How AI could shift legal standards of reasonableness

'What was reasonable in the past will not be reasonable in the future' says safety leader

How AI could shift legal standards of reasonableness

The advent of artificial intelligence (AI) in various industries has brought about a paradigm shift in how workplace safety is approached and managed. As AI technologies continue to evolve, their impact on occupational health and safety (OHS) practices is becoming more pronounced. This development raises critical questions about what courts will consider reasonable in the context of workplace safety.

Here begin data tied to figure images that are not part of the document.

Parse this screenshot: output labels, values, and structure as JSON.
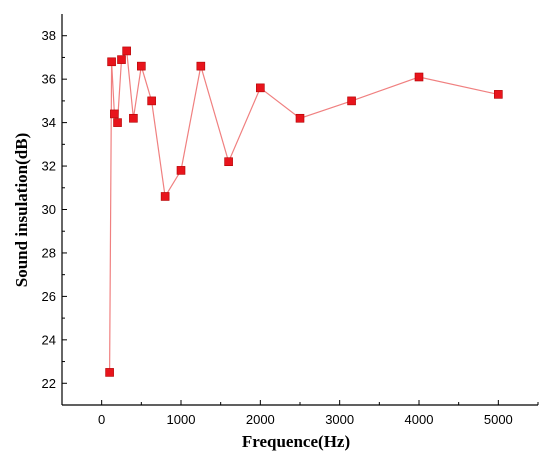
{
  "chart_data": {
    "type": "line",
    "title": "",
    "xlabel": "Frequence(Hz)",
    "ylabel": "Sound insulation(dB)",
    "xlim": [
      -500,
      5500
    ],
    "ylim": [
      21,
      39
    ],
    "xticks": [
      0,
      1000,
      2000,
      3000,
      4000,
      5000
    ],
    "yticks": [
      22,
      24,
      26,
      28,
      30,
      32,
      34,
      36,
      38
    ],
    "grid": false,
    "legend": "none",
    "marker": "square",
    "colors": {
      "line": "#f08080",
      "marker": "#e8141c"
    },
    "series": [
      {
        "x": [
          100,
          125,
          160,
          200,
          250,
          315,
          400,
          500,
          630,
          800,
          1000,
          1250,
          1600,
          2000,
          2500,
          3150,
          4000,
          5000
        ],
        "y": [
          22.5,
          36.8,
          34.4,
          34.0,
          36.9,
          37.3,
          34.2,
          36.6,
          35.0,
          30.6,
          31.8,
          36.6,
          32.2,
          35.6,
          34.2,
          35.0,
          36.1,
          35.3
        ]
      }
    ]
  }
}
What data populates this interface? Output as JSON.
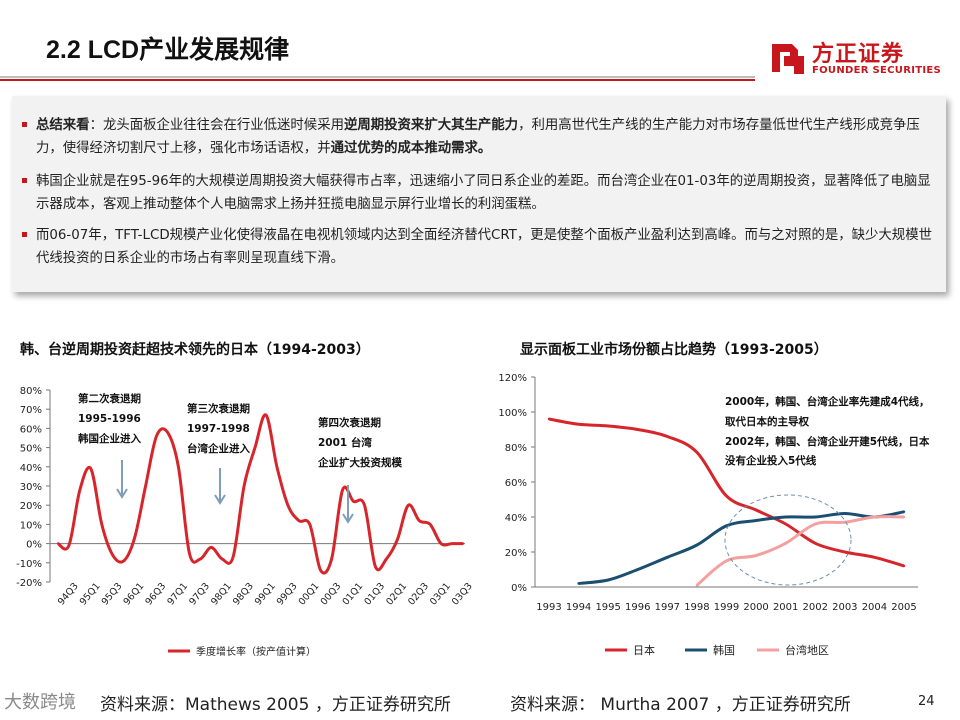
{
  "header": {
    "title": "2.2 LCD产业发展规律",
    "logo_cn": "方正证券",
    "logo_en": "FOUNDER SECURITIES"
  },
  "summary": {
    "b1_label": "总结来看",
    "b1_a": "：龙头面板企业往往会在行业低迷时候采用",
    "b1_bold1": "逆周期投资来扩大其生产能力",
    "b1_b": "，利用高世代生产线的生产能力对市场存量低世代生产线形成竞争压力，使得经济切割尺寸上移，强化市场话语权，并",
    "b1_bold2": "通过优势的成本推动需求。",
    "b2": "韩国企业就是在95-96年的大规模逆周期投资大幅获得市占率，迅速缩小了同日系企业的差距。而台湾企业在01-03年的逆周期投资，显著降低了电脑显示器成本，客观上推动整体个人电脑需求上扬并狂揽电脑显示屏行业增长的利润蛋糕。",
    "b3": "而06-07年，TFT-LCD规模产业化使得液晶在电视机领域内达到全面经济替代CRT，更是使整个面板产业盈利达到高峰。而与之对照的是，缺少大规模世代线投资的日系企业的市场占有率则呈现直线下滑。"
  },
  "colors": {
    "accent_red": "#c8161d",
    "japan": "#d7262b",
    "korea": "#1b4f72",
    "taiwan": "#f4a0a0"
  },
  "chart_left": {
    "title": "韩、台逆周期投资赶超技术领先的日本（1994-2003）",
    "annotations": [
      {
        "l1": "第二次衰退期",
        "l2": "1995-1996",
        "l3": "韩国企业进入"
      },
      {
        "l1": "第三次衰退期",
        "l2": "1997-1998",
        "l3": "台湾企业进入"
      },
      {
        "l1": "第四次衰退期",
        "l2": "2001 台湾",
        "l3": "企业扩大投资规模"
      }
    ],
    "legend": "季度增长率（按产值计算）",
    "source": "资料来源：Mathews 2005 ，方正证券研究所"
  },
  "chart_right": {
    "title": "显示面板工业市场份额占比趋势（1993-2005）",
    "annotation_lines": [
      "2000年，韩国、台湾企业率先建成4代线，",
      "取代日本的主导权",
      "2002年，韩国、台湾企业开建5代线，日本",
      "没有企业投入5代线"
    ],
    "source": "资料来源： Murtha 2007 ，方正证券研究所"
  },
  "chart_data": [
    {
      "type": "line",
      "title": "韩、台逆周期投资赶超技术领先的日本（1994-2003）",
      "xlabel": "",
      "ylabel": "",
      "ylim": [
        -20,
        80
      ],
      "yticks": [
        "80%",
        "70%",
        "60%",
        "50%",
        "40%",
        "30%",
        "20%",
        "10%",
        "0%",
        "-10%",
        "-20%"
      ],
      "categories": [
        "94Q3",
        "94Q4",
        "95Q1",
        "95Q2",
        "95Q3",
        "95Q4",
        "96Q1",
        "96Q2",
        "96Q3",
        "96Q4",
        "97Q1",
        "97Q2",
        "97Q3",
        "97Q4",
        "98Q1",
        "98Q2",
        "98Q3",
        "98Q4",
        "99Q1",
        "99Q2",
        "99Q3",
        "99Q4",
        "00Q1",
        "00Q2",
        "00Q3",
        "00Q4",
        "01Q1",
        "01Q2",
        "01Q3",
        "01Q4",
        "02Q1",
        "02Q2",
        "02Q3",
        "02Q4",
        "03Q1",
        "03Q2",
        "03Q3",
        "03Q4"
      ],
      "tick_labels": [
        "94Q3",
        "95Q1",
        "95Q3",
        "96Q1",
        "96Q3",
        "97Q1",
        "97Q3",
        "98Q1",
        "98Q3",
        "99Q1",
        "99Q3",
        "00Q1",
        "00Q3",
        "01Q1",
        "01Q3",
        "02Q1",
        "02Q3",
        "03Q1",
        "03Q3"
      ],
      "series": [
        {
          "name": "季度增长率（按产值计算）",
          "values": [
            0,
            -1,
            28,
            39,
            10,
            -6,
            -9,
            3,
            30,
            56,
            58,
            40,
            -5,
            -8,
            -2,
            -8,
            -7,
            30,
            50,
            67,
            40,
            20,
            12,
            10,
            -14,
            -8,
            28,
            22,
            20,
            -12,
            -8,
            2,
            20,
            12,
            10,
            0,
            0,
            0
          ]
        }
      ]
    },
    {
      "type": "line",
      "title": "显示面板工业市场份额占比趋势（1993-2005）",
      "xlabel": "",
      "ylabel": "",
      "ylim": [
        0,
        120
      ],
      "yticks": [
        "120%",
        "100%",
        "80%",
        "60%",
        "40%",
        "20%",
        "0%"
      ],
      "categories": [
        "1993",
        "1994",
        "1995",
        "1996",
        "1997",
        "1998",
        "1999",
        "2000",
        "2001",
        "2002",
        "2003",
        "2004",
        "2005"
      ],
      "series": [
        {
          "name": "日本",
          "values": [
            96,
            93,
            92,
            90,
            86,
            77,
            52,
            44,
            36,
            25,
            20,
            17,
            12
          ]
        },
        {
          "name": "韩国",
          "values": [
            null,
            2,
            4,
            10,
            17,
            24,
            35,
            38,
            40,
            40,
            42,
            40,
            43
          ]
        },
        {
          "name": "台湾地区",
          "values": [
            null,
            null,
            null,
            null,
            null,
            1,
            15,
            18,
            25,
            36,
            37,
            40,
            40
          ]
        }
      ],
      "legend": [
        "日本",
        "韩国",
        "台湾地区"
      ]
    }
  ],
  "footer": {
    "watermark": "大数跨境",
    "page": "24"
  }
}
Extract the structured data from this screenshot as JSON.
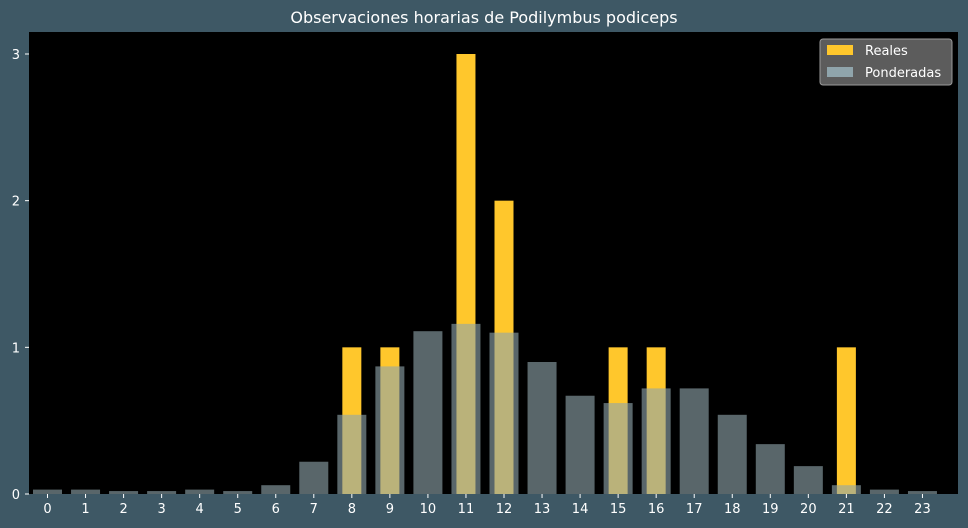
{
  "chart_data": {
    "type": "bar",
    "title": "Observaciones horarias de Podilymbus podiceps",
    "xlabel": "",
    "ylabel": "",
    "categories": [
      "0",
      "1",
      "2",
      "3",
      "4",
      "5",
      "6",
      "7",
      "8",
      "9",
      "10",
      "11",
      "12",
      "13",
      "14",
      "15",
      "16",
      "17",
      "18",
      "19",
      "20",
      "21",
      "22",
      "23"
    ],
    "ylim": [
      0,
      3.15
    ],
    "yticks": [
      "0",
      "1",
      "2",
      "3"
    ],
    "grid": false,
    "legend_position": "top-right",
    "series": [
      {
        "name": "Reales",
        "color": "#ffc72c",
        "values": [
          0,
          0,
          0,
          0,
          0,
          0,
          0,
          0,
          1,
          1,
          0,
          3,
          2,
          0,
          0,
          1,
          1,
          0,
          0,
          0,
          0,
          1,
          0,
          0
        ]
      },
      {
        "name": "Ponderadas",
        "color": "#8fa4ab",
        "values": [
          0.03,
          0.03,
          0.02,
          0.02,
          0.03,
          0.02,
          0.06,
          0.22,
          0.54,
          0.87,
          1.11,
          1.16,
          1.1,
          0.9,
          0.67,
          0.62,
          0.72,
          0.72,
          0.54,
          0.34,
          0.19,
          0.06,
          0.03,
          0.02
        ]
      }
    ]
  },
  "colors": {
    "background": "#3e5865",
    "plot_background": "#000000",
    "text": "#ffffff"
  }
}
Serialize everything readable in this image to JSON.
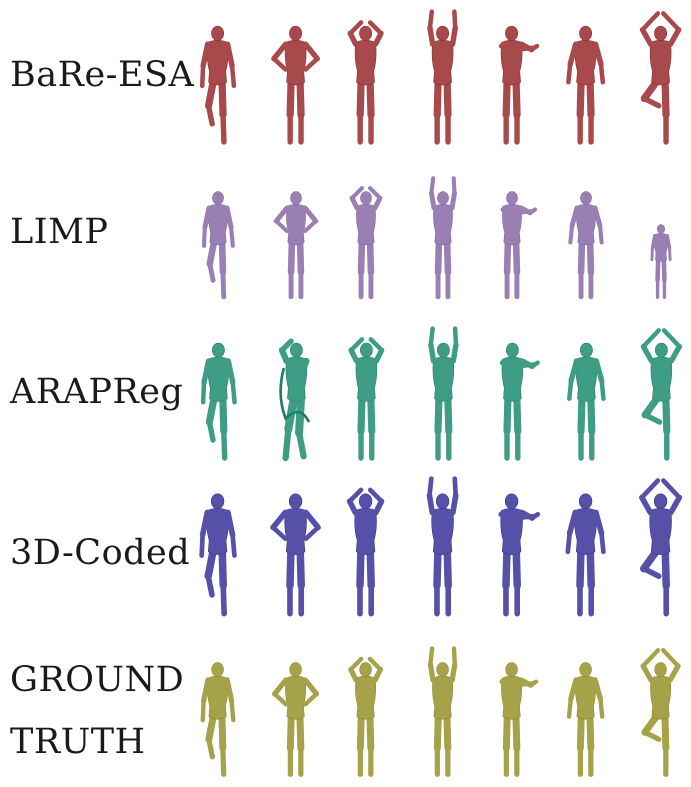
{
  "rows": [
    {
      "method": "BaRe-ESA",
      "color": "#a8494b",
      "poses": [
        "step-left-leg-raised",
        "hands-on-hips",
        "hands-behind-head",
        "arms-raised-high",
        "arms-extended-forward",
        "arms-down-relaxed",
        "tree-pose-arms-overhead"
      ]
    },
    {
      "method": "LIMP",
      "color": "#9a7fb5",
      "poses": [
        "step-left-leg-raised",
        "hands-on-hips",
        "hands-behind-head",
        "arms-raised-high",
        "arms-extended-forward",
        "arms-down-relaxed",
        "tree-pose-small"
      ]
    },
    {
      "method": "ARAPReg",
      "color": "#3f9c85",
      "poses": [
        "step-left-leg-raised",
        "distorted-twisted",
        "hands-behind-head",
        "arms-raised-high",
        "arms-extended-forward",
        "arms-down-relaxed",
        "tree-pose-arms-overhead"
      ]
    },
    {
      "method": "3D-Coded",
      "color": "#5650a8",
      "poses": [
        "step-left-leg-raised",
        "hands-on-hips",
        "hands-behind-head",
        "arms-raised-high",
        "arms-extended-forward",
        "arms-down-relaxed",
        "tree-pose-arms-overhead"
      ]
    },
    {
      "method_line1": "GROUND",
      "method_line2": "TRUTH",
      "color": "#a6a24a",
      "poses": [
        "step-left-leg-raised",
        "hands-on-hips",
        "hands-behind-head",
        "arms-raised-high",
        "arms-extended-forward",
        "arms-down-relaxed",
        "tree-pose-arms-overhead"
      ]
    }
  ]
}
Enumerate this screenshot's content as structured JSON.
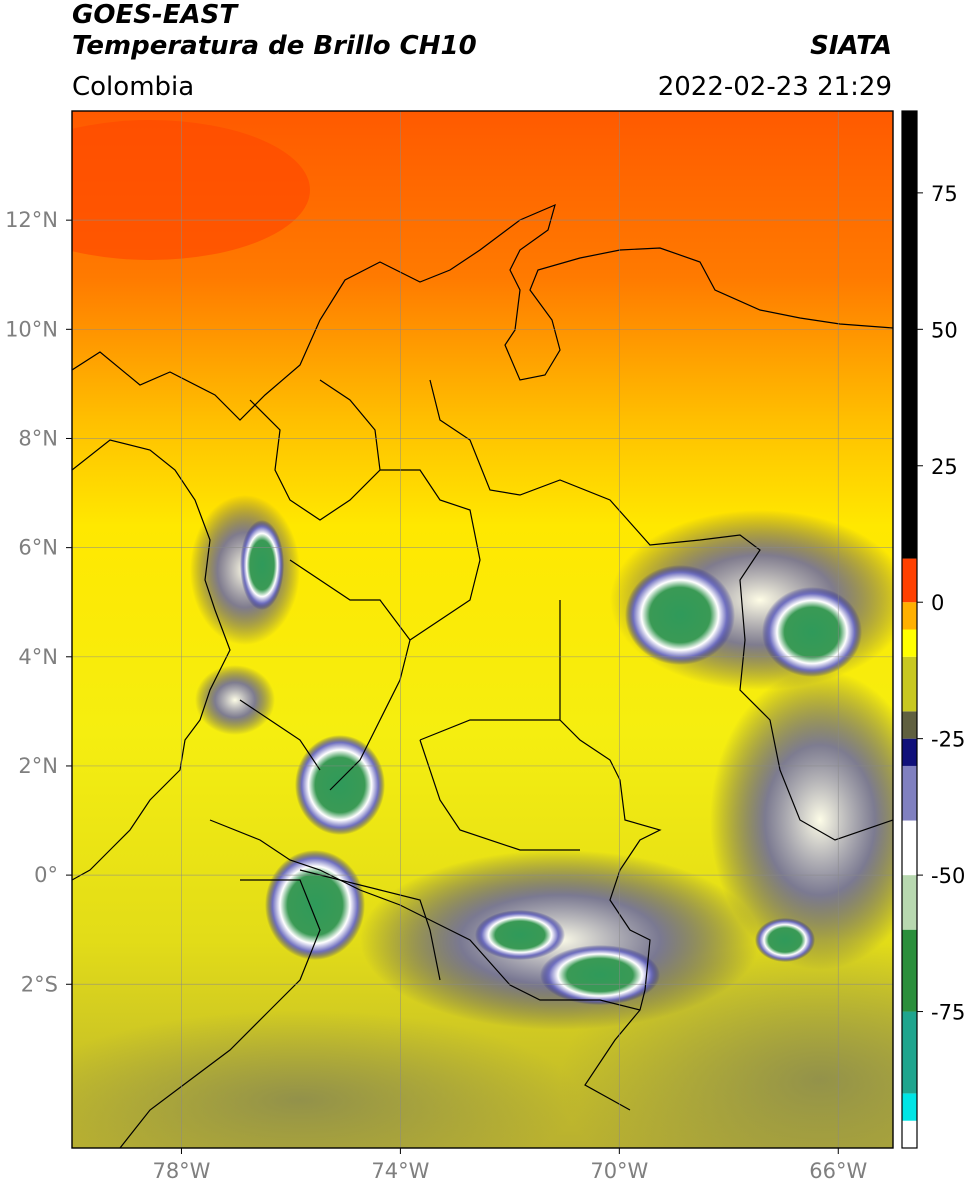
{
  "header": {
    "line1": "GOES-EAST",
    "line2": "Temperatura de Brillo CH10",
    "brand": "SIATA",
    "region": "Colombia",
    "timestamp": "2022-02-23 21:29"
  },
  "map": {
    "lon_range": [
      -80.0,
      -65.0
    ],
    "lat_range": [
      -5.0,
      14.0
    ],
    "lon_ticks": [
      {
        "value": -78,
        "label": "78°W"
      },
      {
        "value": -74,
        "label": "74°W"
      },
      {
        "value": -70,
        "label": "70°W"
      },
      {
        "value": -66,
        "label": "66°W"
      }
    ],
    "lat_ticks": [
      {
        "value": 12,
        "label": "12°N"
      },
      {
        "value": 10,
        "label": "10°N"
      },
      {
        "value": 8,
        "label": "8°N"
      },
      {
        "value": 6,
        "label": "6°N"
      },
      {
        "value": 4,
        "label": "4°N"
      },
      {
        "value": 2,
        "label": "2°N"
      },
      {
        "value": 0,
        "label": "0°"
      },
      {
        "value": -2,
        "label": "2°S"
      }
    ],
    "grid": true
  },
  "colorbar": {
    "range": [
      -100,
      90
    ],
    "ticks": [
      {
        "value": 75,
        "label": "75"
      },
      {
        "value": 50,
        "label": "50"
      },
      {
        "value": 25,
        "label": "25"
      },
      {
        "value": 0,
        "label": "0"
      },
      {
        "value": -25,
        "label": "-25"
      },
      {
        "value": -50,
        "label": "-50"
      },
      {
        "value": -75,
        "label": "-75"
      }
    ],
    "segments": [
      {
        "from": -100,
        "to": -95,
        "color": "#ffffff"
      },
      {
        "from": -95,
        "to": -90,
        "color": "#00e5e5"
      },
      {
        "from": -90,
        "to": -75,
        "color": "#1fa58e"
      },
      {
        "from": -75,
        "to": -60,
        "color": "#2b8f3c"
      },
      {
        "from": -60,
        "to": -50,
        "color": "#b8d8b0"
      },
      {
        "from": -50,
        "to": -40,
        "color": "#ffffff"
      },
      {
        "from": -40,
        "to": -30,
        "color": "#8080c0"
      },
      {
        "from": -30,
        "to": -25,
        "color": "#10107a"
      },
      {
        "from": -25,
        "to": -20,
        "color": "#606040"
      },
      {
        "from": -20,
        "to": -10,
        "color": "#c8c820"
      },
      {
        "from": -10,
        "to": -5,
        "color": "#ffff00"
      },
      {
        "from": -5,
        "to": 0,
        "color": "#ffb000"
      },
      {
        "from": 0,
        "to": 8,
        "color": "#ff4000"
      },
      {
        "from": 8,
        "to": 90,
        "color": "#000000"
      }
    ]
  }
}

Early stages and long road ahead

Shilo Neveau, executive vice president of health and safety at Valard Construction Group of Companies and Canada regional director health & safety at Quanta Services Inc., has suggested that while the integration of AI in OHS is in its nascent stages, its future impact is undeniable. At the recent Canadian Safety Summit, he noted the dynamic nature of reasonableness in the eyes of the law.

"With the advent of technology, it's going to skew the reasonable person standard," Neveau explains. "What was reasonable in the past will not be reasonable in the future. We're on the road together, starting this journey together. This is the starting point."

Neveau's comments challenge OHS professionals to recognize that ideas around reasonable safety measures will evolve. Companies not keeping pace with technological advancements may find themselves at a disadvantage in legal contexts.

Potential and legal practicality

Cheryl Edwards, a partner at Matthews Dinsdale & Clark LLP, brings a practical perspective to the discussion. She acknowledges AI's potential in hazard identification and jobsite safety but remains cautious about its immediate applicability.

"I can see that, but I'm not sure that I would agree with anyone that we're at the point where that's likely," says Edwards. "From what I hear in the safety field, this is not immediately on the horizon."

Edwards points out that while AI could revolutionize safety standards, such as using drones for site inspections or employing AI-driven hazard identification systems, these technologies are not yet widely adopted. This gap between potential and current practice underscores the need for a gradual and thoughtful integration of AI in workplace safety.

From a legal standpoint, Edwards elaborates on how evolving industry practices could influence court judgments. "Reasonableness is always a matter of looking at all of the circumstances. That could include not only legislative standards, but other standards developed from industry practices. As industry practices change and evolve, the reasonableness standard will increase."

Ryan Conlin, a partner at Stringer LLP, concurs with Edwards, and says the courts often look to industry standards when assessing reasonableness, and AI could become a factor in this evaluation.

"Courts do look to industry standards, and to what other employers are doing as one factor in assessing what is reasonable," Conlin notes. "If there was an accident that occurred because AI wasn't used, it could happen that courts might find the lack of AI usage unreasonable, but I think we're a long way away from that at this point."

While AI has the potential to set new benchmarks for safety standards, its current role before the courts remains largely hypothetical. The key takeaway is that as AI becomes more integrated into industry practices, it will inevitably shape legal interpretations of what constitutes reasonable safety measures.

Preparing for an AI-enhanced future

The integration of AI in occupational health and safety is a journey still in its early stages. While the potential is vast, the current landscape is one of gradual adoption and cautious optimism.

For health and safety professionals, the message is clear: Stay informed, be adaptable, and prepare for a future where AI could redefine what is considered reasonable in workplace safety. By embracing technological advancements and understanding their implications, companies can position themselves ahead of the curve, ensuring they meet evolving safety standards and legal expectations.